A joint US-Afghan investigation has been launched into a raid that US commanders say killed 15 armed militants but that Afghan officials say killed 11 civilians.
The accusation of civilian deaths is the latest in a string of incidents over the last year that have angered Afghan President Hamid Karzai.
A detailed US statement said multiple teams of militants fired on coalition forces during an early Saturday raid against a Taliban commander in Laghman. The US said a woman carrying a rocket-propelled grenade was among those killed.
“The people who were killed were shooting at us,” said Colonel Greg Julian, the top US spokesman in Afghanistan.
However, Sayed Ahmad Safi, the spokesman for the governor of Laghman, said government intelligence reports indicated 11 of the dead were civilians, including three children and two females.

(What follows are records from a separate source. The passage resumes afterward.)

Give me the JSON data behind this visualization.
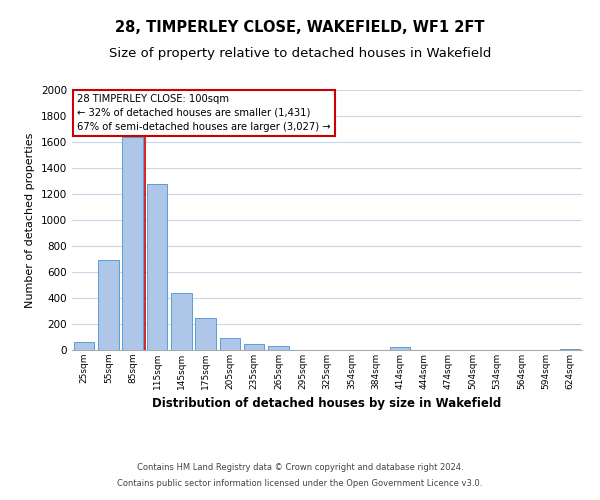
{
  "title": "28, TIMPERLEY CLOSE, WAKEFIELD, WF1 2FT",
  "subtitle": "Size of property relative to detached houses in Wakefield",
  "xlabel": "Distribution of detached houses by size in Wakefield",
  "ylabel": "Number of detached properties",
  "bar_labels": [
    "25sqm",
    "55sqm",
    "85sqm",
    "115sqm",
    "145sqm",
    "175sqm",
    "205sqm",
    "235sqm",
    "265sqm",
    "295sqm",
    "325sqm",
    "354sqm",
    "384sqm",
    "414sqm",
    "444sqm",
    "474sqm",
    "504sqm",
    "534sqm",
    "564sqm",
    "594sqm",
    "624sqm"
  ],
  "bar_values": [
    65,
    690,
    1640,
    1280,
    440,
    250,
    90,
    50,
    30,
    0,
    0,
    0,
    0,
    20,
    0,
    0,
    0,
    0,
    0,
    0,
    10
  ],
  "bar_color": "#aec6e8",
  "bar_edge_color": "#5a9fd4",
  "ylim": [
    0,
    2000
  ],
  "yticks": [
    0,
    200,
    400,
    600,
    800,
    1000,
    1200,
    1400,
    1600,
    1800,
    2000
  ],
  "annotation_title": "28 TIMPERLEY CLOSE: 100sqm",
  "annotation_line1": "← 32% of detached houses are smaller (1,431)",
  "annotation_line2": "67% of semi-detached houses are larger (3,027) →",
  "annotation_box_color": "#ffffff",
  "annotation_border_color": "#cc0000",
  "red_line_color": "#cc0000",
  "footer_line1": "Contains HM Land Registry data © Crown copyright and database right 2024.",
  "footer_line2": "Contains public sector information licensed under the Open Government Licence v3.0.",
  "bg_color": "#ffffff",
  "grid_color": "#c8d8e8",
  "title_fontsize": 10.5,
  "subtitle_fontsize": 9.5
}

Two of the dead were militants, he said.
Abdul Khaliq Hussaini, a member of parliament for Laghman, said he believed 16 people had been killed, including 11 civilians.
Julian said he did not doubt the US version of the battle, but that a joint US-Afghan investigation had been launched to put the reports of civilian deaths to rest.

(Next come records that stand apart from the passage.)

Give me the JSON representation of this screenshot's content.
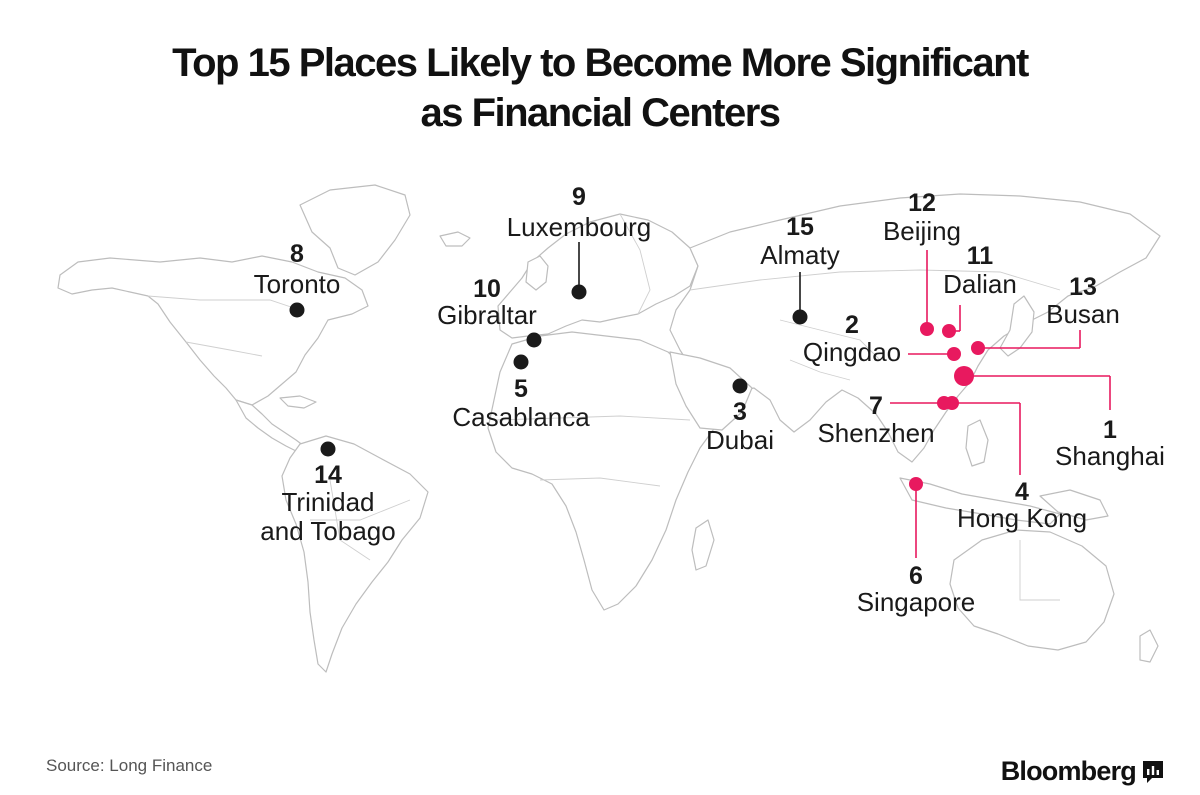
{
  "title_lines": [
    "Top 15 Places Likely to Become More Significant",
    "as Financial Centers"
  ],
  "source": "Source: Long Finance",
  "brand": "Bloomberg",
  "colors": {
    "highlight": "#e8195f",
    "default_marker": "#1a1a1a",
    "land_outline": "#bdbdbd",
    "background": "#ffffff"
  },
  "places": [
    {
      "rank": "1",
      "name": "Shanghai",
      "highlight": true
    },
    {
      "rank": "2",
      "name": "Qingdao",
      "highlight": true
    },
    {
      "rank": "3",
      "name": "Dubai",
      "highlight": false
    },
    {
      "rank": "4",
      "name": "Hong Kong",
      "highlight": true
    },
    {
      "rank": "5",
      "name": "Casablanca",
      "highlight": false
    },
    {
      "rank": "6",
      "name": "Singapore",
      "highlight": true
    },
    {
      "rank": "7",
      "name": "Shenzhen",
      "highlight": true
    },
    {
      "rank": "8",
      "name": "Toronto",
      "highlight": false
    },
    {
      "rank": "9",
      "name": "Luxembourg",
      "highlight": false
    },
    {
      "rank": "10",
      "name": "Gibraltar",
      "highlight": false
    },
    {
      "rank": "11",
      "name": "Dalian",
      "highlight": true
    },
    {
      "rank": "12",
      "name": "Beijing",
      "highlight": true
    },
    {
      "rank": "13",
      "name": "Busan",
      "highlight": true
    },
    {
      "rank": "14",
      "name": "Trinidad and Tobago",
      "name_lines": [
        "Trinidad",
        "and Tobago"
      ],
      "highlight": false
    },
    {
      "rank": "15",
      "name": "Almaty",
      "highlight": false
    }
  ]
}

Meanwhile, British Defense Secretary John Hutton signaled yesterday that he was considering boosting the number of British troops and equipment in Afghanistan.
Speaking to the News of the World tabloid, Hutton said his top priority was protecting British troops against improvised explosive devices used by the Taliban militia, and promised the government “will be making announcements about the issue.”

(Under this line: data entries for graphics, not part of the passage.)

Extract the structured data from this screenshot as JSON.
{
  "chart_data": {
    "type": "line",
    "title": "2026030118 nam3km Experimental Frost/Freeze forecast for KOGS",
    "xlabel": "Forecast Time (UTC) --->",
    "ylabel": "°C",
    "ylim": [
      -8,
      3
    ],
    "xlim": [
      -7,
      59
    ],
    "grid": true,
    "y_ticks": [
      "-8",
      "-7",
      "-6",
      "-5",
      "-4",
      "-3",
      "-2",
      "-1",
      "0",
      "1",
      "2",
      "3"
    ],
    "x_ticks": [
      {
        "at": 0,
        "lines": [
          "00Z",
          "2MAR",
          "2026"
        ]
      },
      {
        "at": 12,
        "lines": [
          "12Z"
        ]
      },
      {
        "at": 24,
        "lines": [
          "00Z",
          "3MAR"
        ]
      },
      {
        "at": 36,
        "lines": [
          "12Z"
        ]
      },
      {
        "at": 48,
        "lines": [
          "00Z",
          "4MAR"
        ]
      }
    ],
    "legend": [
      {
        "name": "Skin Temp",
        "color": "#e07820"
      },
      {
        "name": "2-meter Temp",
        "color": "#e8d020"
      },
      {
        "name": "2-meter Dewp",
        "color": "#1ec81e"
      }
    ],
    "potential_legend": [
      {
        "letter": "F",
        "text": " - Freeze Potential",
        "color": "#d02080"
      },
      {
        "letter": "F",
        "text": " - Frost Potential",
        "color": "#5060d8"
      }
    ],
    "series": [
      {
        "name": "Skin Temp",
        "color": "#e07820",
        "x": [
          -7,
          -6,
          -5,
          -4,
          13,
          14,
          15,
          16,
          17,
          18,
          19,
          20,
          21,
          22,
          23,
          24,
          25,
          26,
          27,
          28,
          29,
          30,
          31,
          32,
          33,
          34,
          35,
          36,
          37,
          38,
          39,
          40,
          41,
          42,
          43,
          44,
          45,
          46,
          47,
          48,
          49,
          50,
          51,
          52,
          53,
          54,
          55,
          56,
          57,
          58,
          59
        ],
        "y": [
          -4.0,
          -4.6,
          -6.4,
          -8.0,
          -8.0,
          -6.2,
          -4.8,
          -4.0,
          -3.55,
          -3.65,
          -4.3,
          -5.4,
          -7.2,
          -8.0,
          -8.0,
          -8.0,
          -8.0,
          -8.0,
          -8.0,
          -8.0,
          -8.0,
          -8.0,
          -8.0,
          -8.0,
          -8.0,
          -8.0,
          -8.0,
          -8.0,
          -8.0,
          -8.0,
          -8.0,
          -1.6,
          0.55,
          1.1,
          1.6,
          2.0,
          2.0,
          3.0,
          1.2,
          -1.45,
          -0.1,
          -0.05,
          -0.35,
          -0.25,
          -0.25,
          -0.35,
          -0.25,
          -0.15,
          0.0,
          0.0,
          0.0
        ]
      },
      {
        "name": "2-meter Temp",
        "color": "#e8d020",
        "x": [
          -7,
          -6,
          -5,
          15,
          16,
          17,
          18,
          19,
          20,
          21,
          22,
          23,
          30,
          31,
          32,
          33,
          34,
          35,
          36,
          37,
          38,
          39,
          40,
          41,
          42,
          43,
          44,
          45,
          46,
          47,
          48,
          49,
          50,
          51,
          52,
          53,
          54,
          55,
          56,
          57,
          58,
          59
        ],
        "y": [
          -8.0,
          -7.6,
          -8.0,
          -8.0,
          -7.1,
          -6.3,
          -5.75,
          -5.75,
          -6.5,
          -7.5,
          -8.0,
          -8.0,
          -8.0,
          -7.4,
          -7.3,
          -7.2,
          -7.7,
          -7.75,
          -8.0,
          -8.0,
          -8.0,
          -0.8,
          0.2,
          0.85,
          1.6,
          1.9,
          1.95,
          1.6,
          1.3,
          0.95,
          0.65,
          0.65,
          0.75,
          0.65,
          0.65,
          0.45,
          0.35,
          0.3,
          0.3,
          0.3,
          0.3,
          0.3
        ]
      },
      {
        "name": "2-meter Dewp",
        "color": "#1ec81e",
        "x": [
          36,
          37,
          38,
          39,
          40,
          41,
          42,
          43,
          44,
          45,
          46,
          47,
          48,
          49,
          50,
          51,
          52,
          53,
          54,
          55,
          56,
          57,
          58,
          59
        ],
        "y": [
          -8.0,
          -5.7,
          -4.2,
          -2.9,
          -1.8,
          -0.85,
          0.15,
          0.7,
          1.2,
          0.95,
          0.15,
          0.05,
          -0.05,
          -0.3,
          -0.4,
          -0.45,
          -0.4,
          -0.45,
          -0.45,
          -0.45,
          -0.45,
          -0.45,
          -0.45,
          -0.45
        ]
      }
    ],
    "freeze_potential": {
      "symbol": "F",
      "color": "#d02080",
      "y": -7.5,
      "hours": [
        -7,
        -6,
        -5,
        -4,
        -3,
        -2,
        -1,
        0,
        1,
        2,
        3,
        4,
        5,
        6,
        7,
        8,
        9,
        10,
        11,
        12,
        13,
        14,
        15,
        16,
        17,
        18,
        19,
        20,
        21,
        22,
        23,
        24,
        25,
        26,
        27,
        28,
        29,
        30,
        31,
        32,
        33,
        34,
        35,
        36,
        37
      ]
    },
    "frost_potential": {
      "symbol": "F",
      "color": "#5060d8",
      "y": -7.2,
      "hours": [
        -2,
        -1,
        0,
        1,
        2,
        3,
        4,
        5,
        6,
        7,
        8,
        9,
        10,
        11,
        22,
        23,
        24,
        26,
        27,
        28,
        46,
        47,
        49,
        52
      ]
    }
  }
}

“We need more specialist experts in the area in theater,” Hutton told the weekly newspaper.
“We are going to deploy a range of equipment and people who are going to provide us with better protection but I’m not going to give the Taliban a heads up about that,” he said.
He promised that the government would do more, adding it would be his “top priority” for the coming year.
The Ministry of Defence in London insisted, however, that no announcement on increased numbers of troops was imminent.
In other developments, police in remote northwestern Afghanistan killed 13 Taliban fighters in a clash triggered by the killings of five civilians by the militants, police said yesterday.
The militants first shot dead a tribal elder and his wife in their home in Badghis Province on Saturday because the man did not agree to collect food and money for them, provincial police chief Mohammed Ayob Niazyar said.
Three more local men were killed and five wounded when residents attacked the rebels, Niazyar said. Police later arrived at the scene and another battle ensued.
“Thirteen of the Taliban have been killed and seven of them were injured in a clash when police arrived at the area,” he said.
The fighting took place near the border with Turkmenistan.
A suicide bomber blew himself up at a market in in Samkanai district of Paktia Province, killing a civilian and wounding eight others on Saturday, an official said yesterday.